Nedense bugüne kadar nükleer gücün hiçbir kullanımı “barışçıl” nedenlerle olmamıştır! Eisenhower’ın söylevinden yaklaşık yarım yüzyıl sonra, gezegen nükleer atık mirasıyla kalakalmıştır. Bu atıklar onlarca, yüzlerce hatta yüzbinlerce yıl boyunca radyoaktif olmaya devam edeceklerdir.

Şimdiye kadar dünyanın hiçbir yerinde, bu atıkların ortadan kaldırılması için kullanılabilecek hiçbir güvenilir çözüm bulunamamıştır.

Sivil ya da askeri nükleer yerleşimlerde meydana gelen kazalar ve kimi vakalar kamuoyundan gizlenmiş ya da yalanlara başvurularak üzerleri örtülmüştür.

Çevreye bırakılan radyasyon, toprak, hava, nehir, deniz ve okyanuslar yoluyla insanlarda kanser gibi pek çok önemli hastalığa yol açmaktadır.

Nükleer reaktörlerdeki elektrik üretimi, nükleer silah üretiminde kullanılabilecek maddeleri sağlar.

Nükleer silahların işlenme sürecinin yarattığı tehlikeler, demokratik ülkelerde bile yüksek ölçüde gizliliği ve güvenliği gerektirmiştir.

Bunun ötesinde, yıllardır çok büyük devlet yardımlarıyla desteklenmesine rağmen, nükleer enerji hiçbir zaman ekonomik olmamıştır.

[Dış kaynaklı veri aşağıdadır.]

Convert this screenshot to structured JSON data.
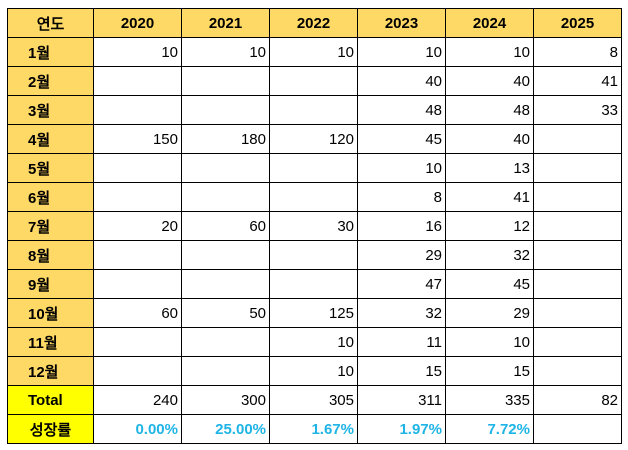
{
  "header": {
    "year_label": "연도",
    "years": [
      "2020",
      "2021",
      "2022",
      "2023",
      "2024",
      "2025"
    ]
  },
  "months": [
    {
      "label": "1월",
      "values": [
        "10",
        "10",
        "10",
        "10",
        "10",
        "8"
      ]
    },
    {
      "label": "2월",
      "values": [
        "",
        "",
        "",
        "40",
        "40",
        "41"
      ]
    },
    {
      "label": "3월",
      "values": [
        "",
        "",
        "",
        "48",
        "48",
        "33"
      ]
    },
    {
      "label": "4월",
      "values": [
        "150",
        "180",
        "120",
        "45",
        "40",
        ""
      ]
    },
    {
      "label": "5월",
      "values": [
        "",
        "",
        "",
        "10",
        "13",
        ""
      ]
    },
    {
      "label": "6월",
      "values": [
        "",
        "",
        "",
        "8",
        "41",
        ""
      ]
    },
    {
      "label": "7월",
      "values": [
        "20",
        "60",
        "30",
        "16",
        "12",
        ""
      ]
    },
    {
      "label": "8월",
      "values": [
        "",
        "",
        "",
        "29",
        "32",
        ""
      ]
    },
    {
      "label": "9월",
      "values": [
        "",
        "",
        "",
        "47",
        "45",
        ""
      ]
    },
    {
      "label": "10월",
      "values": [
        "60",
        "50",
        "125",
        "32",
        "29",
        ""
      ]
    },
    {
      "label": "11월",
      "values": [
        "",
        "",
        "10",
        "11",
        "10",
        ""
      ]
    },
    {
      "label": "12월",
      "values": [
        "",
        "",
        "10",
        "15",
        "15",
        ""
      ]
    }
  ],
  "total": {
    "label": "Total",
    "values": [
      "240",
      "300",
      "305",
      "311",
      "335",
      "82"
    ]
  },
  "growth": {
    "label": "성장률",
    "values": [
      "0.00%",
      "25.00%",
      "1.67%",
      "1.97%",
      "7.72%",
      ""
    ]
  },
  "colors": {
    "header_fill": "#ffd966",
    "summary_fill": "#ffff00",
    "growth_text": "#1fb4e6"
  }
}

Bugün hala rüzgâr ya da güneş enerjisi gibi yenilenebilir enerji türlerinin önüne geçmek için, nükleer sektöre kaynak akıtılmaktadır.

Greenpeace, 1971’de, bir grup barış eylemcisinin Alaska eyaletinde bulunan Amchitka yakınındaki ABD’nin nükleer silahların test edildiği bölgeye girmek istemeleri sonucunda dünyaya gelmiştir.

Planlanan denemeler yapılmaya devam edilse de, dünyadaki genel kanı değişmiştir ve otuz yıl sonra bugün, başlıca nükleer silah sahibi devletler artık deneme yapmamaktadır.

Bununla birlikte, dünya hala pek çok nükleer tehditle karşı karşıya bulunmaktadır. Bu yüzden nükleersiz bir dünya gerçekleşinceye kadar kampanyalarımızı sürdüreceğiz.